James Webb Telescope parts

Integrating Additive Manufacturing without Inhibiting Machining

Mitsui Seiki has been experimenting with how to use metal cutting and metal deposition effectively with the same machine tool without having to compromise the advantages of either.

Mitsui Seiki is a machine tool builder that aims to excel in the area of precision. It provides machines, often custom-engineered, to meet machining challenges related to high-value parts with particularly demanding tolerances. Therefore, the company’s introduction of additive manufacturing as a capability it can now deliver might seem like an odd fit. Additive manufacturing—building up parts or features through a controlled process of adding material in layers—cannot by itself achieve anything like the fine tolerances that machining can.

But Robb Hudson, technology and business development manager for the company, says additive manufacturing is an addition to machining that brings both design freedom and process efficiency to complement machining’s precision. And by consolidating more of a part’s processing into a single machine, it potentially reduces part handling, which facilitates precision as well. During the past year or more that the company has been preparing to come to market with additive capability, he says, it has been experimenting with how to use metal cutting and metal deposition effectively within the same machine tool, without having to compromise the effectiveness or promise of either capability.

Mr. Hudson says essentially any of the company’s machines can now be made available as a hybrid system, capable of both additive and subtractive operations. A hybrid model of the company’s Vertex five-axis machining center will now be a standard product. The additive capability comes from the company’s partnership with Hybrid Manufacturing Technologies, a firm jointly based in Texas and the UK that offers a system for integrating additive manufacturing capability into an existing machine tool. The Hybrid Manufacturing head performs metal additive manufacturing through laser cladding, feeding metal powder into a pool that is melted by a laser. The head mounts in the machine’s spindle using a toolholder, and when it is not in use, it waits in the machine’s carousel alongside other tools.

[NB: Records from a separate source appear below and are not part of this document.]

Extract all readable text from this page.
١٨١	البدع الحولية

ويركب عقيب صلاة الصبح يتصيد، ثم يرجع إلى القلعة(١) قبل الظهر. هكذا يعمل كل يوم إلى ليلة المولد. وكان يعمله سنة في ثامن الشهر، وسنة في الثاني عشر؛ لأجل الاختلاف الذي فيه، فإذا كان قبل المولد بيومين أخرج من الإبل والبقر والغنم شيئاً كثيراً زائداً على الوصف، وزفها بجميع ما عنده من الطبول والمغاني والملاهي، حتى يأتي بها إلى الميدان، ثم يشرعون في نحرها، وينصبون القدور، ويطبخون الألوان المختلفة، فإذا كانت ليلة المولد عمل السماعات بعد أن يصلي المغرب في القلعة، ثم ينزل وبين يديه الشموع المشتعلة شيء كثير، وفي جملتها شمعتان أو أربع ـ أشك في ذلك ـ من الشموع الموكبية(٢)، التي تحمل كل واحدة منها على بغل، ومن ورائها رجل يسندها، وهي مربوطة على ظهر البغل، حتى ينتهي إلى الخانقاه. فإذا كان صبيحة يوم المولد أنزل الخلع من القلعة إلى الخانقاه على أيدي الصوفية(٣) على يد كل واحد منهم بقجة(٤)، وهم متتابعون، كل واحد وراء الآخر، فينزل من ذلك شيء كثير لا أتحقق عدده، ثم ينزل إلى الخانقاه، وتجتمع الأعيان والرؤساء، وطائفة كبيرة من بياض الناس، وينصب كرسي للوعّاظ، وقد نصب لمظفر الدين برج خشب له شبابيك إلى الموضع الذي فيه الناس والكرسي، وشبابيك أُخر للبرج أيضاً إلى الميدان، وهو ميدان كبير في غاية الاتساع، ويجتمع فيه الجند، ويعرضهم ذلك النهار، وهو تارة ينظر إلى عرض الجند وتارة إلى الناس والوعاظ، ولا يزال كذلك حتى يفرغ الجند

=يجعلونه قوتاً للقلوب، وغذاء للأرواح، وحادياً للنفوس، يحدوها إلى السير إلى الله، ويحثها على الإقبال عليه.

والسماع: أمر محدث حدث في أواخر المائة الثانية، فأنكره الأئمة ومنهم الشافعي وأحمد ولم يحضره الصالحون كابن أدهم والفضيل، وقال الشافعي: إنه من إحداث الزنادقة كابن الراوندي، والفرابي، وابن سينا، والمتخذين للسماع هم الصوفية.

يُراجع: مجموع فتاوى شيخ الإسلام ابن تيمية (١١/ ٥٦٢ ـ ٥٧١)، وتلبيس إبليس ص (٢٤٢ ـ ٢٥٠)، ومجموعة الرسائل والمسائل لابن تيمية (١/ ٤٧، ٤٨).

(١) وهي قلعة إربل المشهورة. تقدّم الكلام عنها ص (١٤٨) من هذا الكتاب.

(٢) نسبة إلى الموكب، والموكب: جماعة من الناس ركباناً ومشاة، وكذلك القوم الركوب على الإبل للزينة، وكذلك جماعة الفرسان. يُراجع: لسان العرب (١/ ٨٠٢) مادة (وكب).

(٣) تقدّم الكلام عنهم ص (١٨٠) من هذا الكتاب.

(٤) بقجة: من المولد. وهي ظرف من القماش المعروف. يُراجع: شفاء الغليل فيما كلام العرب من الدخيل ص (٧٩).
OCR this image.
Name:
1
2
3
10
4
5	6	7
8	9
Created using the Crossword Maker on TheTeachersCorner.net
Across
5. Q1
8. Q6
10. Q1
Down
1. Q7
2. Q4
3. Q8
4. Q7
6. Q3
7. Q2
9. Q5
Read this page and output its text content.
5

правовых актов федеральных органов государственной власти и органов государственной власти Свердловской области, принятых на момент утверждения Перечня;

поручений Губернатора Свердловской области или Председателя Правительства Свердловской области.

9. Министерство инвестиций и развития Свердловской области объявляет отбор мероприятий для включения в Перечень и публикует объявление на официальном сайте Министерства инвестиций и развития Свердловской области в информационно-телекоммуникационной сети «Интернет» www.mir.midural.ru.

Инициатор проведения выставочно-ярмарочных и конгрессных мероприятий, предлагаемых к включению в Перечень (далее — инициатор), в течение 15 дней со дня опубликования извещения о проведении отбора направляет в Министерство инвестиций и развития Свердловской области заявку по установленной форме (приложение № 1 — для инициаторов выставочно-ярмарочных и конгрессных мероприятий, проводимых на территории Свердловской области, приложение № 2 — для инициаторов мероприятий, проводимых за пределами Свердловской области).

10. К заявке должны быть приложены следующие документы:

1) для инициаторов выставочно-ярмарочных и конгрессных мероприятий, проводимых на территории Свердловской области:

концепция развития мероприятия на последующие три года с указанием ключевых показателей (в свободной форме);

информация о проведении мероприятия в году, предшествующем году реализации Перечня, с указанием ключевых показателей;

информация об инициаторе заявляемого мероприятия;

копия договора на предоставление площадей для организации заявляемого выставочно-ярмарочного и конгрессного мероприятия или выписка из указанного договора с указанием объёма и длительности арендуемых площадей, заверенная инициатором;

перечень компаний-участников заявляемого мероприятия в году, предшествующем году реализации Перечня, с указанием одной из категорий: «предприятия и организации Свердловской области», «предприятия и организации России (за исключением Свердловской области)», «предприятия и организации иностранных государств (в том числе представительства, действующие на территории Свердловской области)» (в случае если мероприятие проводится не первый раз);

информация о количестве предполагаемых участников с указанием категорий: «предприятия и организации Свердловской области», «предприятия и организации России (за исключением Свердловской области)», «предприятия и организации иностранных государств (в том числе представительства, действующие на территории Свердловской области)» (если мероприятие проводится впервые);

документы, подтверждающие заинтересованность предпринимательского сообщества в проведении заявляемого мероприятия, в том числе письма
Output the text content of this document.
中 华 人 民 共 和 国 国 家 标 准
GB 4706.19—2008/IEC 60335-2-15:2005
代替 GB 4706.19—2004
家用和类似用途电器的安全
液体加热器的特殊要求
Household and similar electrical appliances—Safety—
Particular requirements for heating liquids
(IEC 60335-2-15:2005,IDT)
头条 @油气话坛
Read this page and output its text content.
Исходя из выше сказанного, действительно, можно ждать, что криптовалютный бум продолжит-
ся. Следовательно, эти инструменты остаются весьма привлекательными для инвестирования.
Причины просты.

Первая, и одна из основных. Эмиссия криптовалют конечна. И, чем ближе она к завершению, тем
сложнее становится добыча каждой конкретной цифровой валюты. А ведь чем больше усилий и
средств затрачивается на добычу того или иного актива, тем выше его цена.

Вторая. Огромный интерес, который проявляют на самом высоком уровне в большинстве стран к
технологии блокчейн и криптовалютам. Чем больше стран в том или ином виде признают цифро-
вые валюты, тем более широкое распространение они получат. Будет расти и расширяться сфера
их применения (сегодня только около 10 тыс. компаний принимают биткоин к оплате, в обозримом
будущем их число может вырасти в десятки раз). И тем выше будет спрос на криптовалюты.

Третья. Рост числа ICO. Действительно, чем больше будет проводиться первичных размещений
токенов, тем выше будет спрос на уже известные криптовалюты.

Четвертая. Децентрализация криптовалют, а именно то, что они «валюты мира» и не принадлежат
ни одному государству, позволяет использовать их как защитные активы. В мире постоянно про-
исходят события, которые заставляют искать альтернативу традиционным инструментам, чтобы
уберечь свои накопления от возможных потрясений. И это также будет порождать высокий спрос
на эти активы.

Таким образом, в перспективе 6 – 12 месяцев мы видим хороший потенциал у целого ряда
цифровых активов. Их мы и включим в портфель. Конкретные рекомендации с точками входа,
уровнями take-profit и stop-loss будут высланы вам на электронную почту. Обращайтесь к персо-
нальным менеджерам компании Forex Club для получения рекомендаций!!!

Yet integrating additive capability into the machine is not as simple as adding this head. The machine itself is also modified for safe use of the laser, as well as to enable powder flow. And if the full machining capabilities are to remain available, then new processing techniques along with other machine modifications are in order, too.

For example, what about coolant? Generally, coolant and lasers don’t mix, Mr. Hudson observes. But as part of the testing of additive/subtractive processing at Mitsui Seiki’s headquarters in Japan, the company has refined a process for using flood coolant extensively within a cycle that also includes additive layering. In this process, an air blow-off operation removes much of the volume of coolant still clinging to the part, followed by the laser applied at a wide focus to evaporate the rest. The surface dried in this way is ready for a new feature to be grown onto it through laser cladding.

A similarly important consideration is protection of the machine. Because some metal powder invariably escapes, preserving the machining precision demands ensuring that the powder does not affect sensitive mechanical systems such as the ballscrews and ways. Here, the company was able to draw on extensive prior experience, Mr. Hudson says. Guarding and other kinematic protections the company has engineered for machining centers used in precision graphite milling have been adapted to protect the machine against metal powder.

The reward for all of this development will be the opportunity to deliver much more manufacturing capability within a single cycle and bring much more of a part’s production into a single machine. CNC machining is the solution for tight precision, while additive manufacturing is potentially the solution where a high level of geometric complexity is needed. Those two benefits need not be separate—a part that includes geometrically challenging features is now also a part that can be machined to tight tolerances, without any handling or travel needed to transition between those objectives.

Indeed, that promise is particularly beneficial to manufacturers in the aerospace industry, Mr. Hudson says. A large portion of the machine tool builder’s customers are in this sector. “Their aim is often the buy-to-fly ratio, or how much material they have to purchase versus how much is left once all of the part’s machining is done,” he says. Buy-to-fly ratios are often high to machine elaborate aircraft components out of solid billet or even out of forgings, meaning material waste is high. But hybrid manufacturing offers a solution here as well. That is, instead of an oversize workpiece going into the machine to get much of its material cut away, what if a workpiece that was actually incomplete went into the machine instead? For material efficiency, some of this part’s features would still be produced through machining, while other features—narrow fins and other projections, for example—could instead be produced cost-effectively by additively building them on.